Car, pour le coup, ici, la caméra ne s’attarde pas sur des sidérurgistes, des mineurs, des chômeurs et d’autres exclus aux grands cœurs, mais sur des femmes de militaires qui, à leur manière, souffrent aussi. On est ainsi projeté en 2011, au cœur d’une base située dans le Yorkshire (nord de l’Angleterre). La guerre en Afghanistan fait rage, faisant plus de «morts et de blessés qu’en Irak et aux Malouines», précise-t-on dès les premières images. Les hommes partent au combat et leurs compagnes se retrouvent livrées à elles-mêmes, seules ou avec enfants, confrontées à une vie de garnison peu réjouissante. Pour tromper leur angoisse, elle décident alors de monter une chorale…
Au départ, une histoire vraie
The Singing Club, précisons-le, s’inspire d’une histoire vraie. Celle des premières Military Wives Choirs, unies pour le meilleur et le pire autour du chant. L’émission télévisée The Choir les a mises en lumière (elles se produiront même au Royal Albert Hall à l’occasion du dernier épisode), et dans la foulée, leur single Wherever You are s’est écoulé à 550 000 exemplaires. Depuis, l’idée a fait des petits : pas moins de 75 chorales (et plus de 2 300 membres) sont désormais réparties sur différentes bases militaires anglaises au Royaume-Uni et à l’étranger.
Fidèle à cet élan originel, le film n’en fait pas trop, mais déploie tous les effets de manche propres à ce genre de comédie : ainsi, à la tête de la chorale, il met face à face un duo désaccordé avec, d’un côté, Sharon Horgan (la série Catastrophe) et Kristin Scott Thomas, donc. La première, plus détendue, préfère la pop, tandis que la seconde, femme de colonel marquée dans sa chair par la disparition de son fils, insiste sur le classique et la partition. Entre les deux caractères s’épanouissent des figures féminines plus ou moins stressées, charismatiques, gouailleuses et bonnes chanteuses (forcément, l’une d’entre elles a une voix splendide). Un film qui, à l’heure du mouvement #Metoo, met donc à l’honneur des femmes courageuses qui encaissent les départs et les morts sans broncher, elles à qui l’on demande souvent de tenir bon et de se taire.

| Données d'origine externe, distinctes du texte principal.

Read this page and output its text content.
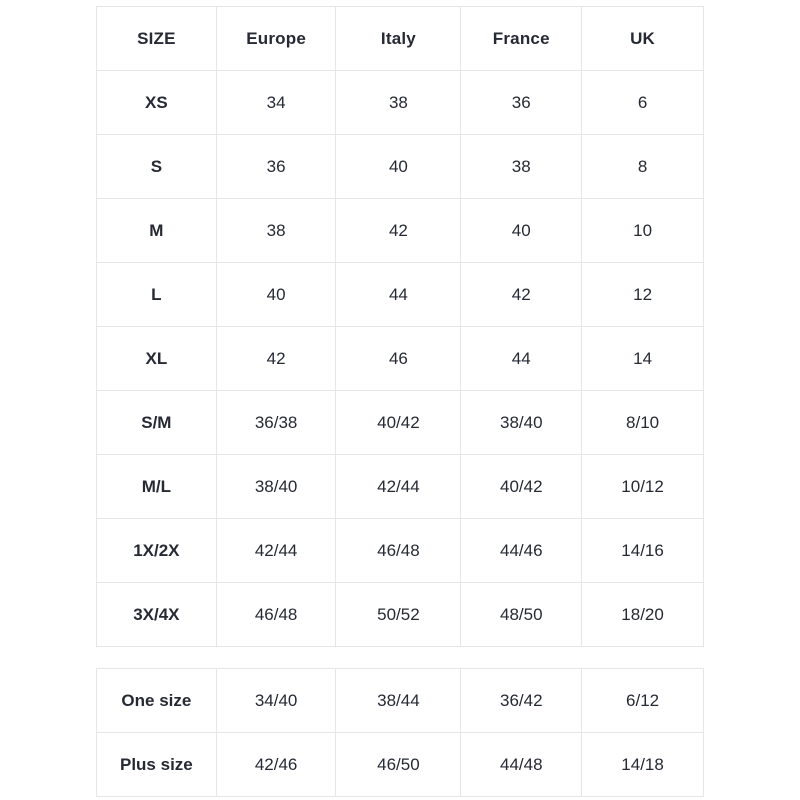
SIZE	Europe	Italy	France	UK
XS	34	38	36	6
S	36	40	38	8
M	38	42	40	10
L	40	44	42	12
XL	42	46	44	14
S/M	36/38	40/42	38/40	8/10
M/L	38/40	42/44	40/42	10/12
1X/2X	42/44	46/48	44/46	14/16
3X/4X	46/48	50/52	48/50	18/20
One size	34/40	38/44	36/42	6/12
Plus size	42/46	46/50	44/48	14/18
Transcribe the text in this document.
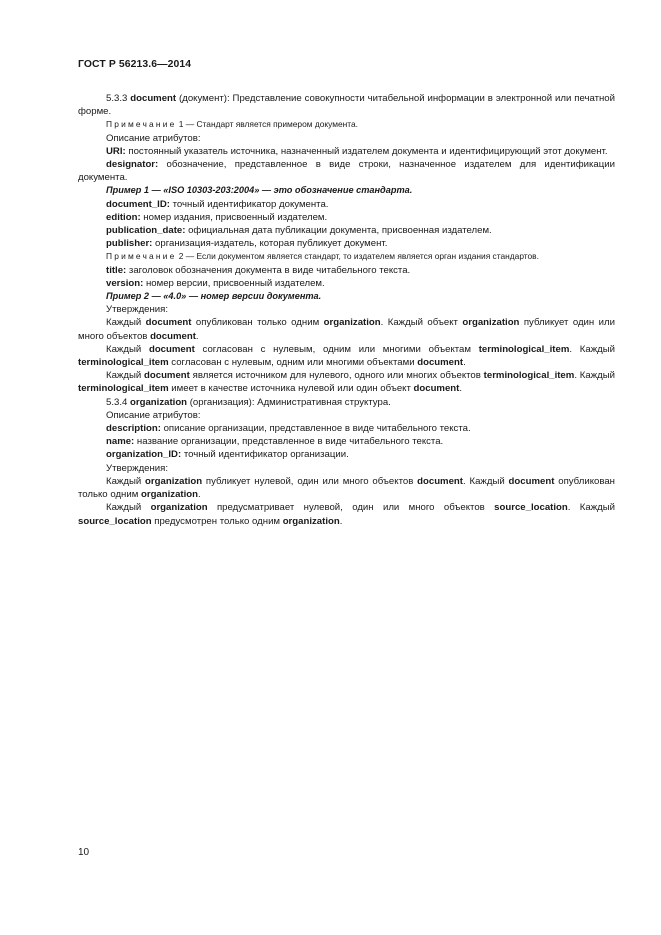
ГОСТ Р 56213.6—2014

5.3.3 document (документ): Представление совокупности читабельной информации в электронной или печатной форме.

Примечание 1 — Стандарт является примером документа.

Описание атрибутов:

URI: постоянный указатель источника, назначенный издателем документа и идентифицирующий этот документ.

designator: обозначение, представленное в виде строки, назначенное издателем для идентификации документа.

Пример 1 — «ISO 10303-203:2004» — это обозначение стандарта.

document_ID: точный идентификатор документа.

edition: номер издания, присвоенный издателем.

publication_date: официальная дата публикации документа, присвоенная издателем.

publisher: организация-издатель, которая публикует документ.

Примечание 2 — Если документом является стандарт, то издателем является орган издания стандартов.

title: заголовок обозначения документа в виде читабельного текста.

version: номер версии, присвоенный издателем.

Пример 2 — «4.0» — номер версии документа.

Утверждения:

Каждый document опубликован только одним organization. Каждый объект organization публикует один или много объектов document.

Каждый document согласован с нулевым, одним или многими объектам terminological_item. Каждый terminological_item согласован с нулевым, одним или многими объектами document.

Каждый document является источником для нулевого, одного или многих объектов terminological_item. Каждый terminological_item имеет в качестве источника нулевой или один объект document.

5.3.4 organization (организация): Административная структура.

Описание атрибутов:

description: описание организации, представленное в виде читабельного текста.

name: название организации, представленное в виде читабельного текста.

organization_ID: точный идентификатор организации.

Утверждения:

Каждый organization публикует нулевой, один или много объектов document. Каждый document опубликован только одним organization.

Каждый organization предусматривает нулевой, один или много объектов source_location. Каждый source_location предусмотрен только одним organization.

10
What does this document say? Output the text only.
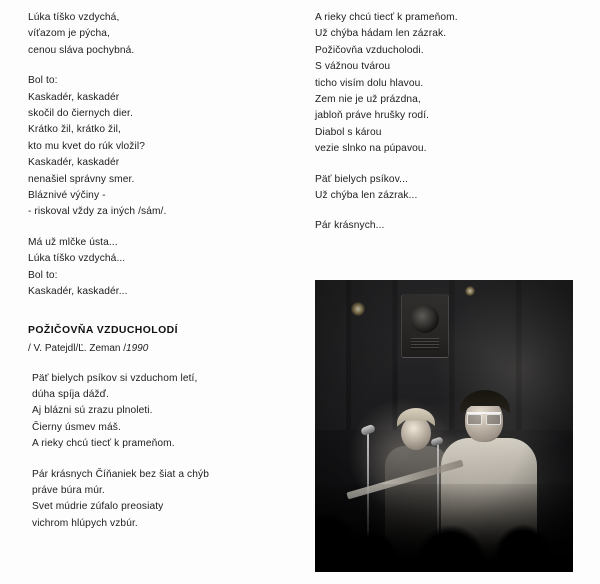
Lúka tíško vzdychá,
víťazom je pýcha,
cenou sláva pochybná.
Bol to:
Kaskadér, kaskadér
skočil do čiernych dier.
Krátko žil, krátko žil,
kto mu kvet do rúk vložil?
Kaskadér, kaskadér
nenašiel správny smer.
Bláznivé výčiny -
- riskoval vždy za iných /sám/.
Má už mlčke ústa...
Lúka tíško vzdychá...
Bol to:
Kaskadér, kaskadér...
POŽIČOVŇA VZDUCHOLODÍ
/ V. Patejdl/Ľ. Zeman /1990
Päť bielych psíkov si vzduchom letí,
dúha spíja dážď.
Aj blázni sú zrazu plnoleti.
Čierny úsmev máš.
A rieky chcú tiecť k prameňom.
Pár krásnych Číňaniek bez šiat a chýb
práve búra múr.
Svet múdrie zúfalo preosiaty
vichrom hlúpych vzbúr.
A rieky chcú tiecť k prameňom.
Už chýba hádam len zázrak.
Požičovňa vzducholodi.
S vážnou tvárou
ticho visím dolu hlavou.
Zem nie je už prázdna,
jabloň práve hrušky rodí.
Diabol s károu
vezie slnko na púpavou.
Päť bielych psíkov...
Už chýba len zázrak...
Pár krásnych...
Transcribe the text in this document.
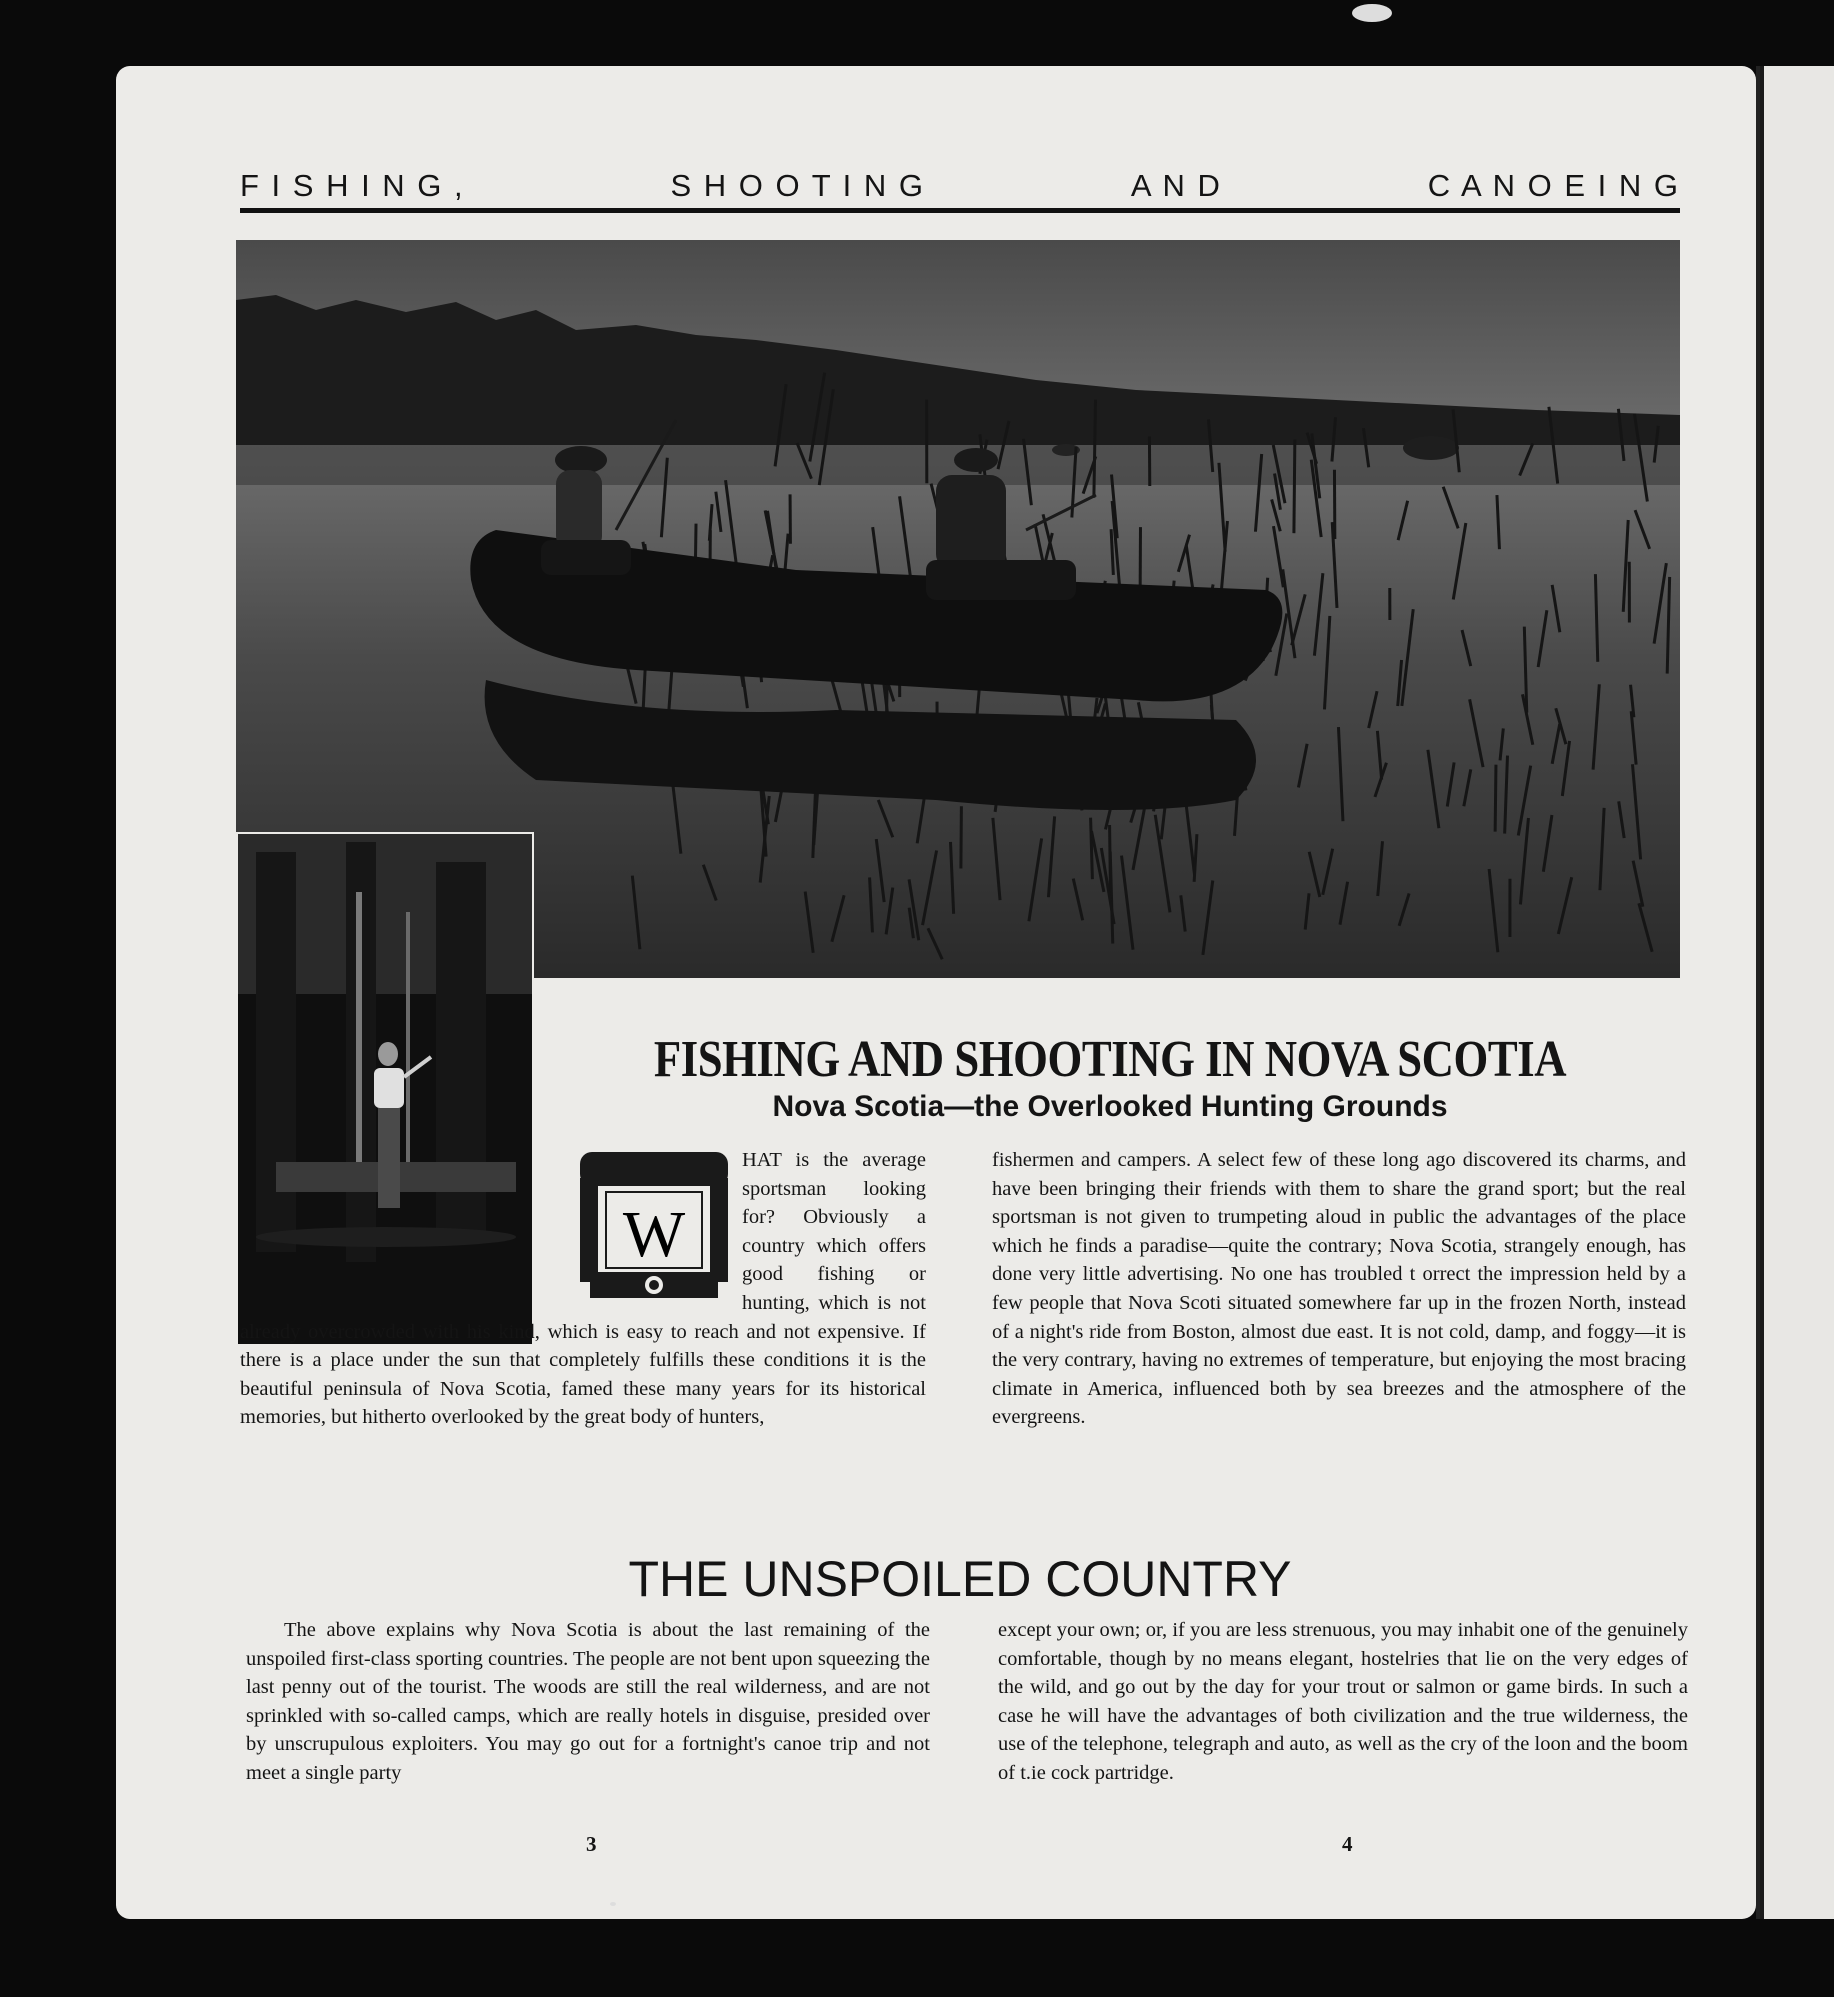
F I S H I N G ,	S H O O T I N G	A N D	C A N O E I N G
FISHING AND SHOOTING IN NOVA SCOTIA
Nova Scotia—the Overlooked Hunting Grounds
W
HAT is the average sportsman looking for? Obviously a country which offers good fishing or hunting, which is not already overcrowded with his kind, which is easy to reach and not expensive. If there is a place under the sun that completely fulfills these conditions it is the beautiful peninsula of Nova Scotia, famed these many years for its historical memories, but hitherto overlooked by the great body of hunters,
fishermen and campers. A select few of these long ago discovered its charms, and have been bringing their friends with them to share the grand sport; but the real sportsman is not given to trumpeting aloud in public the advantages of the place which he finds a paradise—quite the contrary; Nova Scotia, strangely enough, has done very little advertising. No one has troubled t orrect the impression held by a few people that Nova Scoti situated somewhere far up in the frozen North, instead of a night's ride from Boston, almost due east. It is not cold, damp, and foggy—it is the very contrary, having no extremes of temperature, but enjoying the most bracing climate in America, influenced both by sea breezes and the atmosphere of the evergreens.
THE UNSPOILED COUNTRY
The above explains why Nova Scotia is about the last remaining of the unspoiled first-class sporting countries. The people are not bent upon squeezing the last penny out of the tourist. The woods are still the real wilderness, and are not sprinkled with so-called camps, which are really hotels in disguise, presided over by unscrupulous exploiters. You may go out for a fortnight's canoe trip and not meet a single party
except your own; or, if you are less strenuous, you may inhabit one of the genuinely comfortable, though by no means elegant, hostelries that lie on the very edges of the wild, and go out by the day for your trout or salmon or game birds. In such a case he will have the advantages of both civilization and the true wilderness, the use of the telephone, telegraph and auto, as well as the cry of the loon and the boom of t.ie cock partridge.
3	4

Comme son nom le suggère, The Singing Club affronte les épreuves en musique, à travers une kyrielle de tubes qui fleurent bon les années 80 – With or Without You (U2), Time After Time (Cindy Lauper), Shout (Tears for Fears) – tandis que le morceau Home Thoughts from Abroad a été composé tout spécialement par Robbie Williams et Guy Chambers. Pas suffisant, toutefois, pour gommer son côté ultraprévisible. Bien que sympathique, le film, en effet, ne parvient pas à se mettre à la hauteur d’autres références du même acabit. Dans ce sens, préférons-lui l’excellent Brassed Off (1996), avec un Ewan McGregor en jeune agitateur de fanfare. L’histoire, elle aussi, se termine avec un concert de gala au Royal Albert Hall. C’est certes moins chantant, mais gageons que les amateurs de karaoké sauront s’abstenir.